Atualmente é quase um senso comum a afirmação que existe um maior ou menor grau de imaturidade na estrutura da personalidade de todos os seres humanos, mas para a psicologia esta imaturidade pode ser vivenciada como uma explícita fraqueza e inadequação do próprio ego, já que essa sensação de fraqueza surge de uma ausência de sentimentos confiáveis com relação à própria realidade e identidade como um ego, como um eu.

Cláudio Naranjo, através da Psicologia dos Eneatipos, vai nos falar em termos de ser ou sentido de ser em vez de ego ou auto-identidade para a essência da pessoa sana, e de “deficiência ôntica” ou “obscurecimento ôntico” para a essência da neurose.
 Entretanto, afirma que temos que levar em conta o sentido e a tradução da palavra ego, não o da psicanálise, já que essa iguala ego a “si mesmo”, mas o da psicologia transpessoal, ou seja, como uma obstrução interna, uma persona ou um caráter, que corresponde a soma total dos condicionamentos e das respostas adaptativas que não são verdadeiramente um si mesmo, e que não são adequadas para a vida no presente aqui-e-agora. E, alerta para um fator absolutamente fundamental: a “essência” da pessoa “como tal”.

Isso implica que a necessidade da existência do eu, afirma-se na intencionalidade do eu sou, já que necessariamente tenho a evidencia que eu sou, como também de que não sou, ou de que posso ser de outro modo, portanto, posso figurar outros eus e pensar a mim mesmo de modos diferentes.

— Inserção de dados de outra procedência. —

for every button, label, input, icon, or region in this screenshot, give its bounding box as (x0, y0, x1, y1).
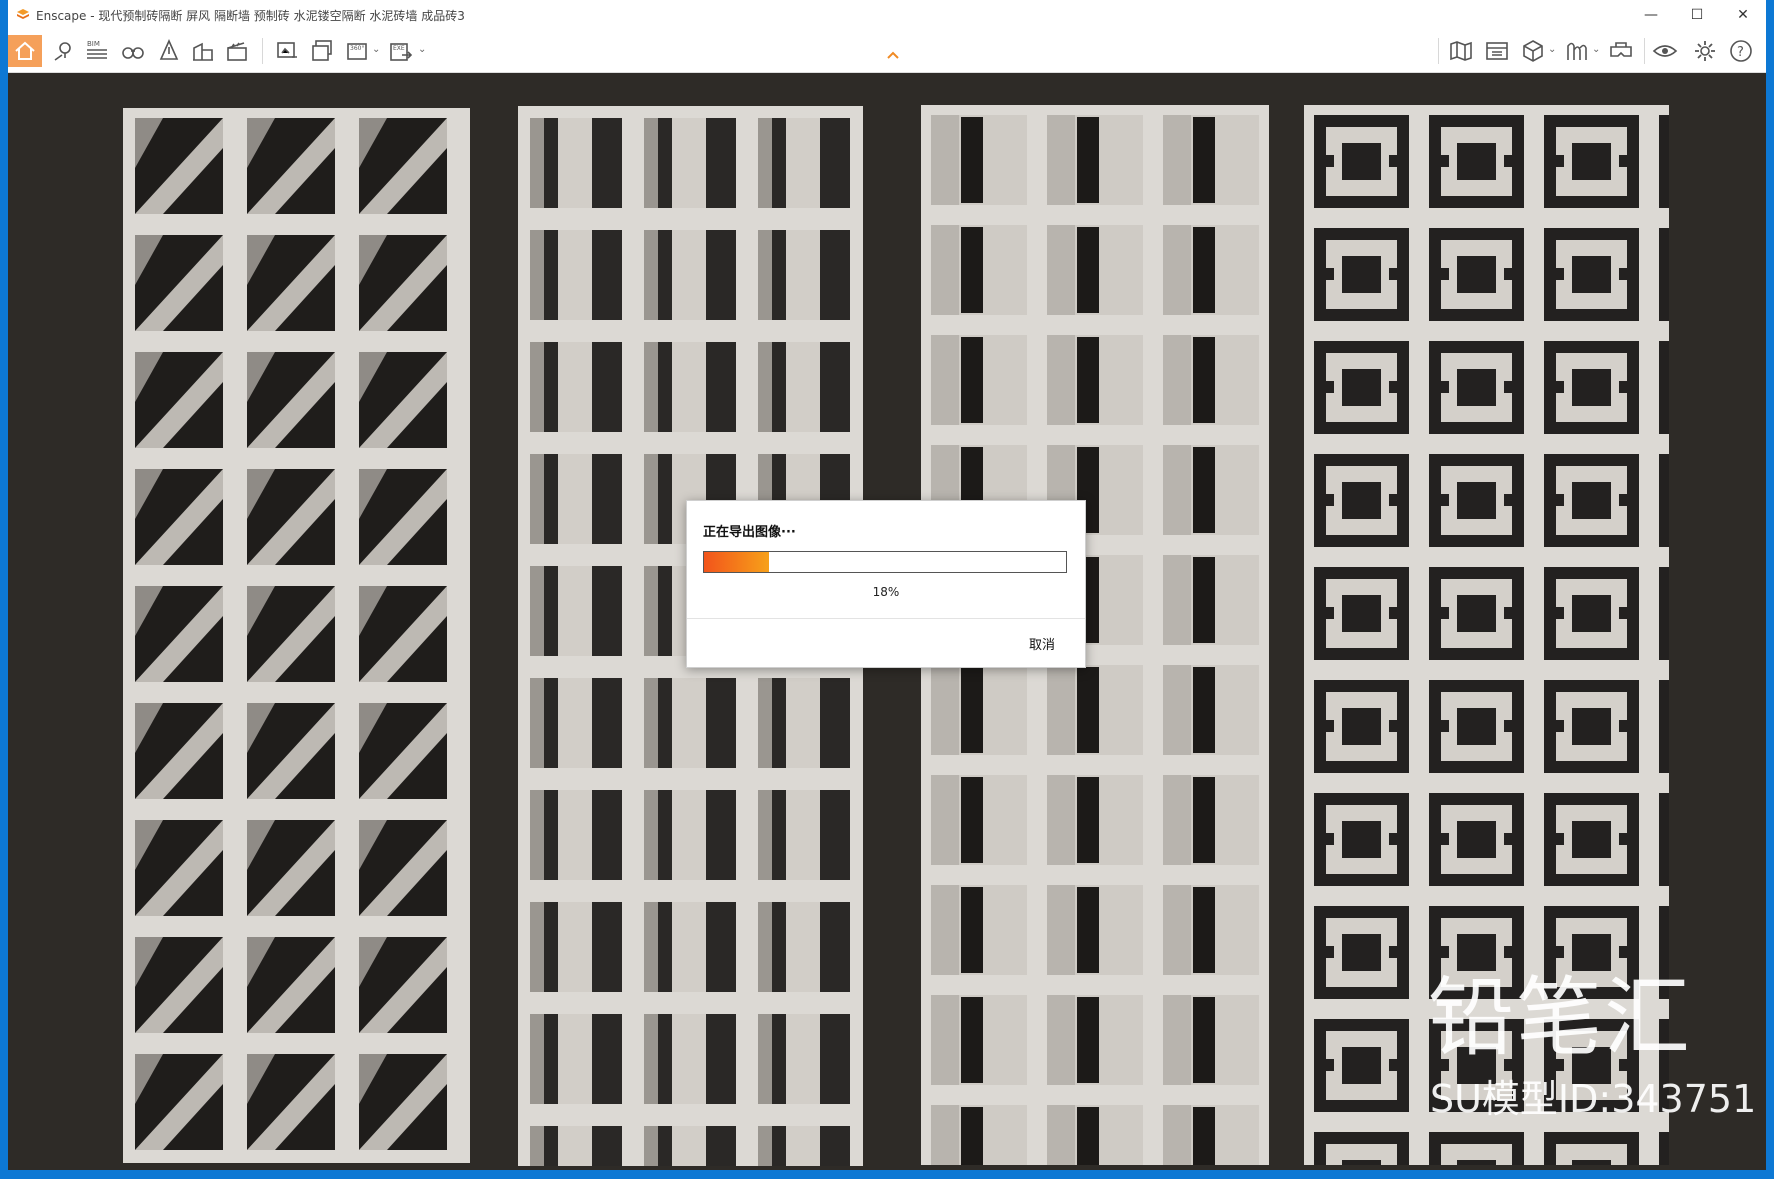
enscape-window: Enscape - 现代预制砖隔断 屏风 隔断墙 预制砖 水泥镂空隔断 水泥砖墙… (8, 0, 1766, 1170)
pen-icon (159, 39, 179, 60)
panorama-label: 360° (350, 45, 364, 52)
views-button[interactable] (116, 35, 150, 67)
draw-button[interactable] (152, 35, 186, 67)
location-button[interactable] (46, 35, 80, 67)
title-bar[interactable]: Enscape - 现代预制砖隔断 屏风 隔断墙 预制砖 水泥镂空隔断 水泥砖墙… (8, 0, 1766, 30)
help-button[interactable]: ? (1724, 35, 1758, 67)
exe-export-icon: EXE (390, 43, 413, 61)
toolbar-separator (262, 38, 263, 64)
asset-library-button[interactable] (1480, 35, 1514, 67)
batch-render-icon (312, 40, 332, 61)
location-icon (54, 42, 71, 61)
cube-icon (1523, 40, 1543, 62)
progress-bar (703, 551, 1067, 573)
minimize-button[interactable]: — (1628, 0, 1674, 30)
screenshot-button[interactable] (270, 35, 304, 67)
enscape-logo-icon (17, 9, 29, 19)
map-button[interactable] (1444, 35, 1478, 67)
screenshot-icon (277, 42, 297, 58)
asset-library-icon (1486, 42, 1508, 60)
dialog-title: 正在导出图像··· (703, 525, 796, 540)
exe-export-button[interactable]: EXE (384, 35, 418, 67)
exe-label: EXE (393, 45, 405, 52)
binoculars-icon (122, 47, 144, 59)
window-controls: — ☐ ✕ (1628, 0, 1766, 30)
watermark-id: SU模型ID:343751 (1430, 1077, 1757, 1121)
help-icon: ? (1730, 40, 1752, 62)
panorama-icon: 360° (347, 43, 367, 60)
video-button[interactable] (220, 35, 254, 67)
material-button[interactable] (1560, 35, 1594, 67)
svg-text:?: ? (1737, 45, 1744, 60)
cube-dropdown-chevron-down-icon[interactable]: ⌄ (1548, 44, 1556, 55)
panorama-dropdown-chevron-down-icon[interactable]: ⌄ (372, 44, 380, 55)
maximize-button[interactable]: ☐ (1674, 0, 1720, 30)
bim-label: BIM (87, 40, 100, 48)
batch-render-button[interactable] (306, 35, 340, 67)
dialog-divider (687, 618, 1085, 619)
cancel-button[interactable]: 取消 (1029, 634, 1055, 653)
vr-button[interactable] (1604, 35, 1638, 67)
clapper-icon (227, 42, 247, 61)
material-icon (1567, 42, 1587, 60)
settings-button[interactable] (1688, 35, 1722, 67)
toolbar-separator (1644, 38, 1645, 64)
settings-icon (1695, 41, 1715, 61)
buildings-button[interactable] (186, 35, 220, 67)
cube-button[interactable] (1516, 35, 1550, 67)
bim-button[interactable]: BIM (80, 35, 114, 67)
toolbar-separator (1438, 38, 1439, 64)
close-button[interactable]: ✕ (1720, 0, 1766, 30)
progress-percent: 18% (872, 585, 900, 599)
vr-headset-icon (1610, 42, 1632, 57)
diagonal-breeze-block-screen (123, 108, 470, 1163)
export-progress-dialog: 正在导出图像··· 18% 取消 (686, 500, 1086, 668)
bim-icon: BIM (87, 40, 107, 59)
export-dropdown-chevron-down-icon[interactable]: ⌄ (418, 44, 426, 55)
home-icon (15, 41, 35, 60)
collapse-toolbar-chevron-up-icon[interactable] (886, 48, 900, 62)
buildings-icon (193, 42, 213, 61)
material-dropdown-chevron-down-icon[interactable]: ⌄ (1592, 44, 1600, 55)
progress-bar-fill (704, 552, 770, 572)
eye-icon (1652, 45, 1678, 57)
visual-settings-button[interactable] (1648, 35, 1682, 67)
panorama-button[interactable]: 360° (342, 35, 376, 67)
map-icon (1450, 41, 1472, 61)
watermark-logo: 铅笔汇 (1428, 968, 1692, 1068)
home-button[interactable] (8, 35, 42, 67)
window-title: Enscape - 现代预制砖隔断 屏风 隔断墙 预制砖 水泥镂空隔断 水泥砖墙… (36, 8, 465, 23)
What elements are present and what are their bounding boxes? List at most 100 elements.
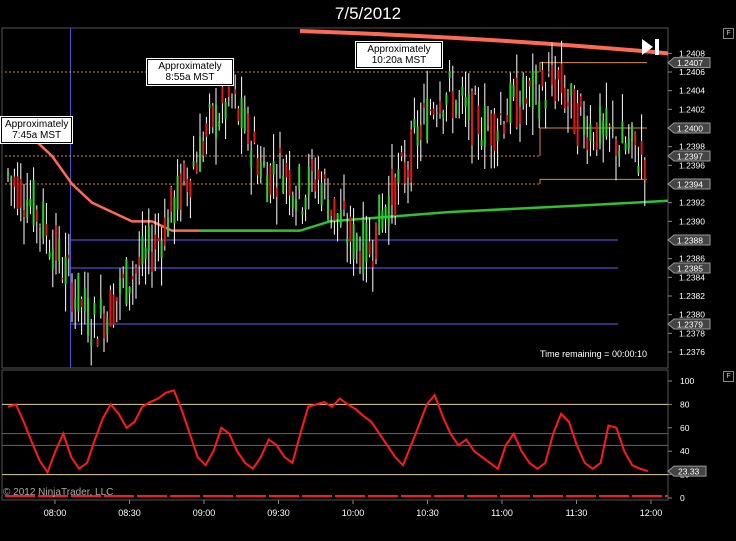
bar-body-55 [183,162,185,182]
bar-body-80 [263,160,265,166]
bar-body-156 [506,114,509,123]
bar-body-175 [567,102,569,107]
bar-body-26 [90,338,93,346]
bar-body-59 [195,162,198,173]
bar-body-118 [384,206,387,220]
bar-body-129 [419,125,422,141]
bar-body-39 [131,276,134,280]
bar-body-104 [339,210,342,226]
bar-body-132 [429,109,432,112]
bar-body-181 [586,137,589,151]
bar-body-6 [26,199,29,218]
bar-body-165 [535,69,537,84]
annotation-1020-line2: 10:20a MST [371,55,427,66]
time-tick-label-4: 10:00 [342,508,365,518]
price-panel-f-button[interactable]: F [723,28,734,39]
bar-body-49 [163,217,166,246]
bar-body-19 [67,254,70,259]
band-right-upper [539,62,647,72]
bar-body-50 [167,218,169,237]
bar-body-180 [583,116,585,135]
bar-body-16 [58,238,61,262]
bar-body-81 [266,174,269,203]
bar-body-168 [544,99,547,109]
band-right-lower [539,178,647,184]
bar-body-145 [471,91,473,146]
bar-body-141 [458,95,461,97]
bar-body-58 [192,161,195,167]
bar-body-92 [301,211,304,215]
bar-body-164 [531,71,534,108]
time-tick-label-2: 09:00 [193,508,216,518]
bar-body-44 [147,226,150,252]
bar-body-79 [259,161,262,178]
bar-body-150 [487,124,489,129]
bar-body-127 [413,118,416,128]
bar-body-178 [576,103,579,147]
bar-body-67 [221,86,224,104]
osc-tick-label-0: 0 [680,493,685,503]
bar-body-151 [490,113,493,146]
bar-body-109 [355,235,358,252]
bar-body-176 [570,84,573,96]
annotation-745-line1: Approximately [5,119,69,130]
bar-body-22 [77,272,80,312]
bar-body-155 [503,124,505,134]
osc-panel-f-button[interactable]: F [723,371,734,382]
bar-body-71 [234,89,237,94]
bar-body-60 [199,137,201,172]
bar-body-103 [336,213,339,220]
bar-body-187 [605,108,608,137]
bar-body-140 [455,101,457,115]
bar-body-120 [391,168,393,205]
price-tick-label-7: 1.2390 [679,216,705,226]
bar-body-93 [304,197,307,210]
bar-body-192 [621,121,624,144]
time-tick-label-7: 11:30 [566,508,588,518]
bar-body-96 [314,179,317,192]
oscillator-panel: 02040608010023.33 [2,376,707,503]
bar-body-169 [547,71,550,74]
bar-body-13 [48,252,51,258]
price-bars [7,40,646,366]
bar-body-27 [93,302,96,315]
osc-tick-label-5: 100 [680,376,694,386]
price-tick-label-13: 1.2402 [679,104,705,114]
bar-body-36 [122,273,125,279]
bar-body-135 [439,100,441,114]
bar-body-56 [186,178,189,192]
bar-body-42 [141,236,144,265]
bar-body-148 [480,139,483,147]
osc-tick-label-2: 40 [680,446,690,456]
bar-body-153 [496,130,499,141]
bar-body-33 [112,294,115,325]
price-markers: 1.24071.24001.23971.23941.23881.23851.23… [667,57,711,330]
bar-body-72 [237,108,240,121]
price-axis: 1.23761.23781.23801.23821.23841.23861.23… [668,48,705,357]
osc-last-value: 23.33 [678,467,700,477]
bar-body-41 [138,256,141,266]
bar-body-68 [224,101,227,120]
annotation-745: Approximately 7:45a MST [0,116,74,144]
bar-body-18 [64,256,67,285]
bar-body-162 [525,98,528,104]
price-tick-label-16: 1.2408 [679,48,705,58]
time-tick-label-5: 10:30 [416,508,439,518]
bar-body-184 [595,123,598,150]
bar-body-77 [253,131,256,143]
bar-body-139 [451,91,454,119]
bar-body-199 [643,159,646,181]
price-marker-6: 1.2379 [677,320,703,330]
bar-body-40 [135,267,137,274]
bar-body-130 [423,102,425,108]
bar-body-20 [71,282,73,313]
bar-body-137 [445,94,448,105]
bar-body-37 [125,259,128,305]
bar-body-35 [119,277,121,294]
bar-body-73 [240,97,243,129]
bar-body-9 [35,209,38,222]
bar-body-53 [176,175,179,210]
bar-body-32 [109,290,112,327]
skip-to-end-icon[interactable] [640,37,662,57]
bar-body-128 [416,125,419,147]
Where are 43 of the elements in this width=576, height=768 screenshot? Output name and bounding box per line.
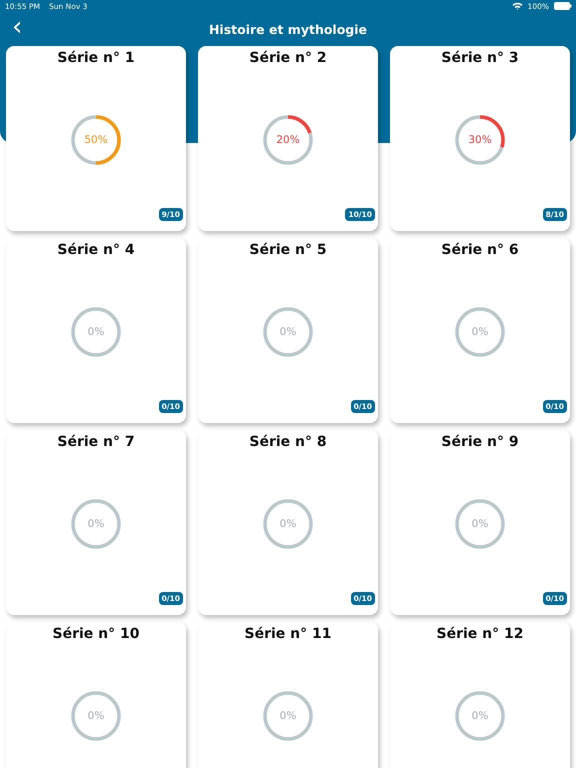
series-title: Série n° 9 [441, 434, 519, 450]
series-title: Série n° 5 [249, 242, 327, 258]
percent-label: 0% [88, 518, 104, 530]
percent-label: 30% [468, 134, 492, 146]
series-title: Série n° 2 [249, 50, 327, 66]
page-title: Histoire et mythologie [208, 22, 368, 36]
progress-ring [454, 498, 506, 550]
series-title: Série n° 3 [441, 50, 519, 66]
progress-ring [70, 498, 122, 550]
wifi-icon [512, 2, 523, 10]
series-card[interactable]: Série n° 11 0% [198, 622, 378, 768]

É o sentimento da ausência dessa essência que configura o núcleo de toda a psicopatologia, fator fundamental na raiz de todas as paixões, como motivação de deficiência, que é uma sede de ser que existe lado a lado com uma vaga apreensão da perda do ser.

práxis fundamentada na compreensão e integração do traço  neurótico principal da personalidade,  uma figura no âmbito da Gestalt-terapia, que revela-se para o auto conhecimento do homem,  em sintonia com a Psicologia dos Eneatipos, constitui-se como originária de um ethos, revelado na hermenêutica fenomenologica das paixões, uma epifania do cuidar.